Miramar, Florida Fire-Rescue Goes High-Tech With Ambulances

Miramar has something the rest of the world doesn't. Prototype, state-of-the-art Freightliner M2 ambulances


Miramar has something the rest of the world doesn't.

Prototype, state-of-the-art Freightliner M2 ambulances.

The two vehicles, which respond to emergencies and transport patients, are slightly bigger and give rescuers more technology. They each have television monitors, a larger area for patient care and two areas to store temperature-sensitive medications.

"The benefits of these units are twofold. First of all, the vast improvements to the patient-care area allow for a better work flow when paramedics are caring for critical patients," said Bill Huff, division captain of emergency medical services.

Second, Huff said, they benefit the department by improving the safety of rescue crews.
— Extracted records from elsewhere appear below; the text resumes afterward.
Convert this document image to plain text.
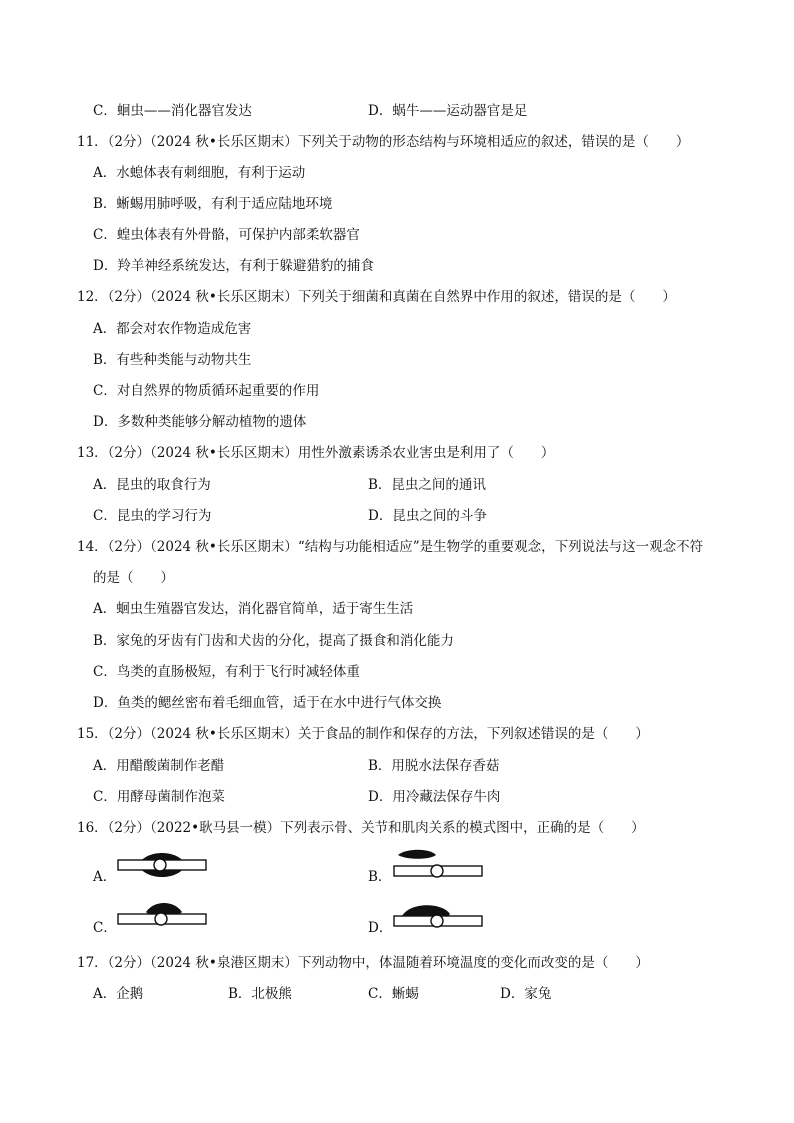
C．蛔虫——消化器官发达	D．蜗牛——运动器官是足
11．（2分）（2024 秋•长乐区期末）下列关于动物的形态结构与环境相适应的叙述，错误的是（　　）
A．水螅体表有刺细胞，有利于运动
B．蜥蜴用肺呼吸，有利于适应陆地环境
C．蝗虫体表有外骨骼，可保护内部柔软器官
D．羚羊神经系统发达，有利于躲避猎豹的捕食
12．（2分）（2024 秋•长乐区期末）下列关于细菌和真菌在自然界中作用的叙述，错误的是（　　）
A．都会对农作物造成危害
B．有些种类能与动物共生
C．对自然界的物质循环起重要的作用
D．多数种类能够分解动植物的遗体
13．（2分）（2024 秋•长乐区期末）用性外激素诱杀农业害虫是利用了（　　）
A．昆虫的取食行为	B．昆虫之间的通讯
C．昆虫的学习行为	D．昆虫之间的斗争
14．（2分）（2024 秋•长乐区期末）“结构与功能相适应”是生物学的重要观念，下列说法与这一观念不符
的是（　　）
A．蛔虫生殖器官发达，消化器官简单，适于寄生生活
B．家兔的牙齿有门齿和犬齿的分化，提高了摄食和消化能力
C．鸟类的直肠极短，有利于飞行时减轻体重
D．鱼类的鳃丝密布着毛细血管，适于在水中进行气体交换
15．（2分）（2024 秋•长乐区期末）关于食品的制作和保存的方法，下列叙述错误的是（　　）
A．用醋酸菌制作老醋	B．用脱水法保存香菇
C．用酵母菌制作泡菜	D．用冷藏法保存牛肉
16．（2分）（2022•耿马县一模）下列表示骨、关节和肌肉关系的模式图中，正确的是（　　）
A．	B．
C．	D．
17．（2分）（2024 秋•泉港区期末）下列动物中，体温随着环境温度的变化而改变的是（　　）
A．企鹅	B．北极熊	C．蜥蜴	D．家兔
" ... [Crew] members [can also] decide where and how things such as equipment are accessed so as to limit their need to expose themselves to dangerous situations such as standing in a lane of traffic to retrieve a piece of equipment from a compartment," Huff said.
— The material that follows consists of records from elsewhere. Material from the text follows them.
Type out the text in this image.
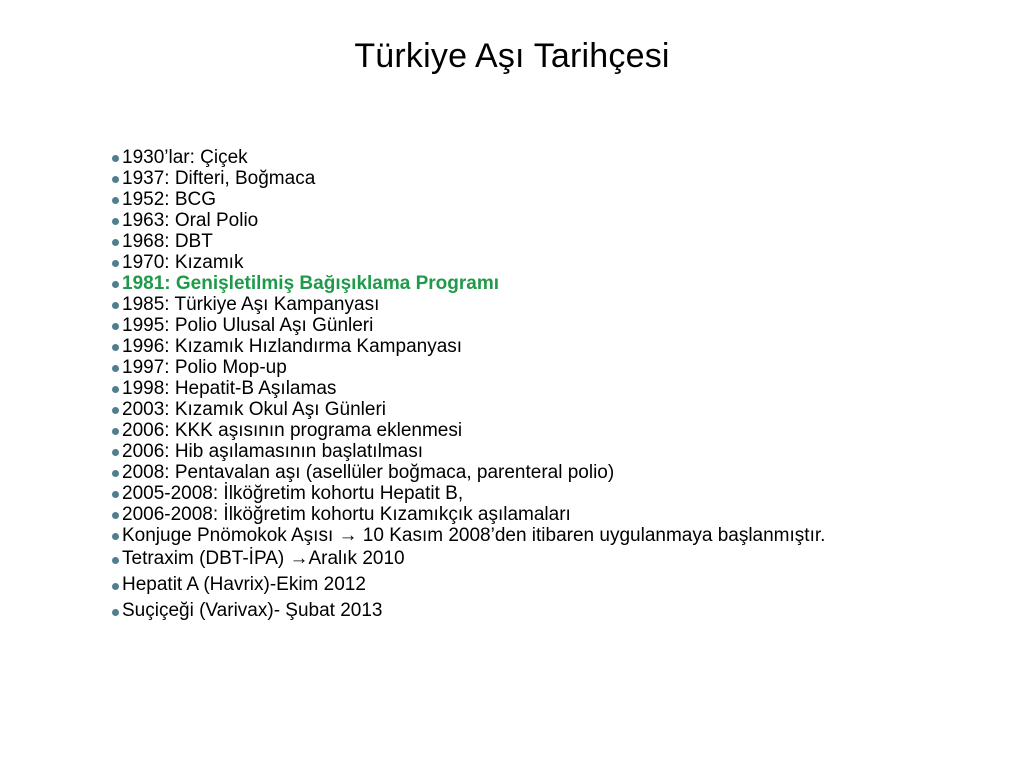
Türkiye Aşı Tarihçesi
1930’lar: Çiçek
1937: Difteri, Boğmaca
1952: BCG
1963: Oral Polio
1968: DBT
1970: Kızamık
1981: Genişletilmiş Bağışıklama Programı
1985: Türkiye Aşı Kampanyası
1995: Polio Ulusal Aşı Günleri
1996: Kızamık Hızlandırma Kampanyası
1997: Polio Mop-up
1998: Hepatit-B Aşılamas
2003: Kızamık Okul Aşı Günleri
2006: KKK aşısının programa eklenmesi
2006: Hib aşılamasının başlatılması
2008: Pentavalan aşı (asellüler boğmaca, parenteral polio)
2005-2008: İlköğretim kohortu Hepatit B,
2006-2008: İlköğretim kohortu Kızamıkçık aşılamaları
Konjuge Pnömokok Aşısı → 10 Kasım 2008’den itibaren uygulanmaya başlanmıştır.
Tetraxim (DBT-İPA) →Aralık 2010
Hepatit A (Havrix)-Ekim 2012
Suçiçeği (Varivax)- Şubat 2013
Miramar Fire-Rescue handles about 8,000 calls a year.

Two years ago, it started to work with American LaFrance Medicmaster on the design of the vehicles, which cost $163,000 each.
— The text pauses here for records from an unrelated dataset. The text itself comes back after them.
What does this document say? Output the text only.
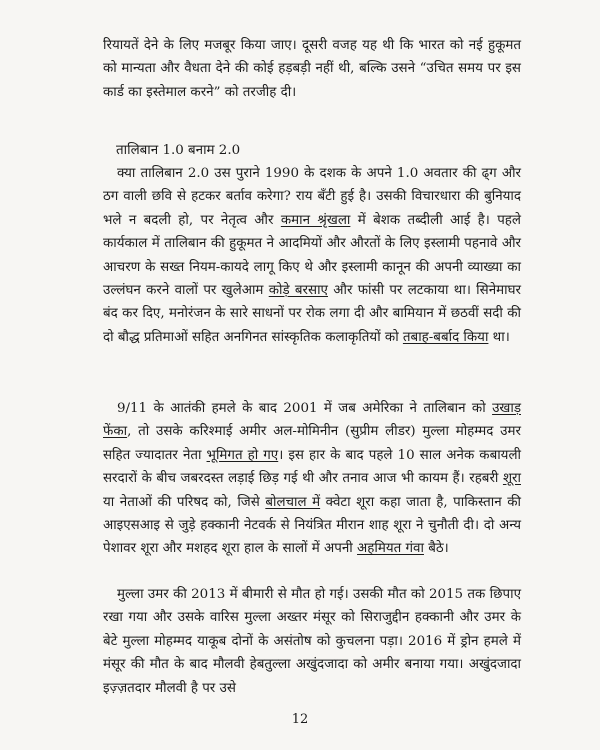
रियायतें देने के लिए मजबूर किया जाए। दूसरी वजह यह थी कि भारत को नई हुकूमत को मान्यता और वैधता देने की कोई हड़बड़ी नहीं थी, बल्कि उसने “उचित समय पर इस कार्ड का इस्तेमाल करने” को तरजीह दी।

तालिबान 1.0 बनाम 2.0

क्या तालिबान 2.0 उस पुराने 1990 के दशक के अपने 1.0 अवतार की ढ्ग और ठग वाली छवि से हटकर बर्ताव करेगा? राय बँटी हुई है। उसकी विचारधारा की बुनियाद भले न बदली हो, पर नेतृत्व और कमान श्रृंखला में बेशक तब्दीली आई है। पहले कार्यकाल में तालिबान की हुकूमत ने आदमियों और औरतों के लिए इस्लामी पहनावे और आचरण के सख्त नियम-कायदे लागू किए थे और इस्लामी कानून की अपनी व्याख्या का उल्लंघन करने वालों पर खुलेआम कोड़े बरसाए और फांसी पर लटकाया था। सिनेमाघर बंद कर दिए, मनोरंजन के सारे साधनों पर रोक लगा दी और बामियान में छठवीं सदी की दो बौद्ध प्रतिमाओं सहित अनगिनत सांस्कृतिक कलाकृतियों को तबाह-बर्बाद किया था।

9/11 के आतंकी हमले के बाद 2001 में जब अमेरिका ने तालिबान को उखाड़ फेंका, तो उसके करिश्माई अमीर अल-मोमिनीन (सुप्रीम लीडर) मुल्ला मोहम्मद उमर सहित ज्यादातर नेता भूमिगत हो गए। इस हार के बाद पहले 10 साल अनेक कबायली सरदारों के बीच जबरदस्त लड़ाई छिड़ गई थी और तनाव आज भी कायम हैं। रहबरी शूरा या नेताओं की परिषद को, जिसे बोलचाल में क्वेटा शूरा कहा जाता है, पाकिस्तान की आइएसआइ से जुड़े हक्कानी नेटवर्क से नियंत्रित मीरान शाह शूरा ने चुनौती दी। दो अन्य पेशावर शूरा और मशहद शूरा हाल के सालों में अपनी अहमियत गंवा बैठे।

मुल्ला उमर की 2013 में बीमारी से मौत हो गई। उसकी मौत को 2015 तक छिपाए रखा गया और उसके वारिस मुल्ला अख्तर मंसूर को सिराजुद्दीन हक्कानी और उमर के बेटे मुल्ला मोहम्मद याकूब दोनों के असंतोष को कुचलना पड़ा। 2016 में ड्रोन हमले में मंसूर की मौत के बाद मौलवी हेबतुल्ला अखुंदजादा को अमीर बनाया गया। अखुंदजादा इज़्ज़तदार मौलवी है पर उसे

12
"These are $180,000 trucks and Miramar got a deal because it was the first deal," said Bob Ivey, the company's Florida sales manager.

The vehicles have four-door cabs to give four rescuers the room to sit in the front. Each seat is equipped with headphones, a breathing apparatus, and a place to store uniforms.

The monitors let the driver see the patient and also serve as a rear-view mirror.

"When driving to a hospital and trying to perform an invasive procedure, it is important to know [what is being done to the patient], so they can make adjustments to their driving in a way that won't disturb the paramedic or a patient," Huff said.

In older ambulances, paramedics had one-sided access to patients, but a larger back area now allows paramedics to treat patients on either side. The new vehicles are 4 inches taller at 10 feet, 8 inches, and about 5 feet longer at 29 feet.

"The biggest difference is that it makes things more convenient for us," said Lt. Michelle Popek, a firefighter/paramedic in Station 84. "The person in the back can help me find an address or report, they can assist easier. Our gear is now stored within our seats and that will save a lot of time responding to fires ... "

Other added features: a small refrigerator and a warming plate, which the rescue crew can use to store temperature-sensitive medications.

The two trucks replaced two older units that respond out of two sites, Station 84, at Miramar Parkway and Interstate 75, and Station 70, at Miramar Parkway and Douglas Road.

The ambulances were ordered in June 2002 and the department received them in November 2003. The delay was due to engineering problems, Huff said.

The trucks, purchased through the Fire Department in the 2001-02 city budget, were put in use in December.

"I am very excited about having these trucks in the city of Miramar," Huff said. "It's always been the goal of our Fire-Rescue Department to provide the very best of care with state-of-the-art equipment, and I feel that these trucks provide this to our citizens."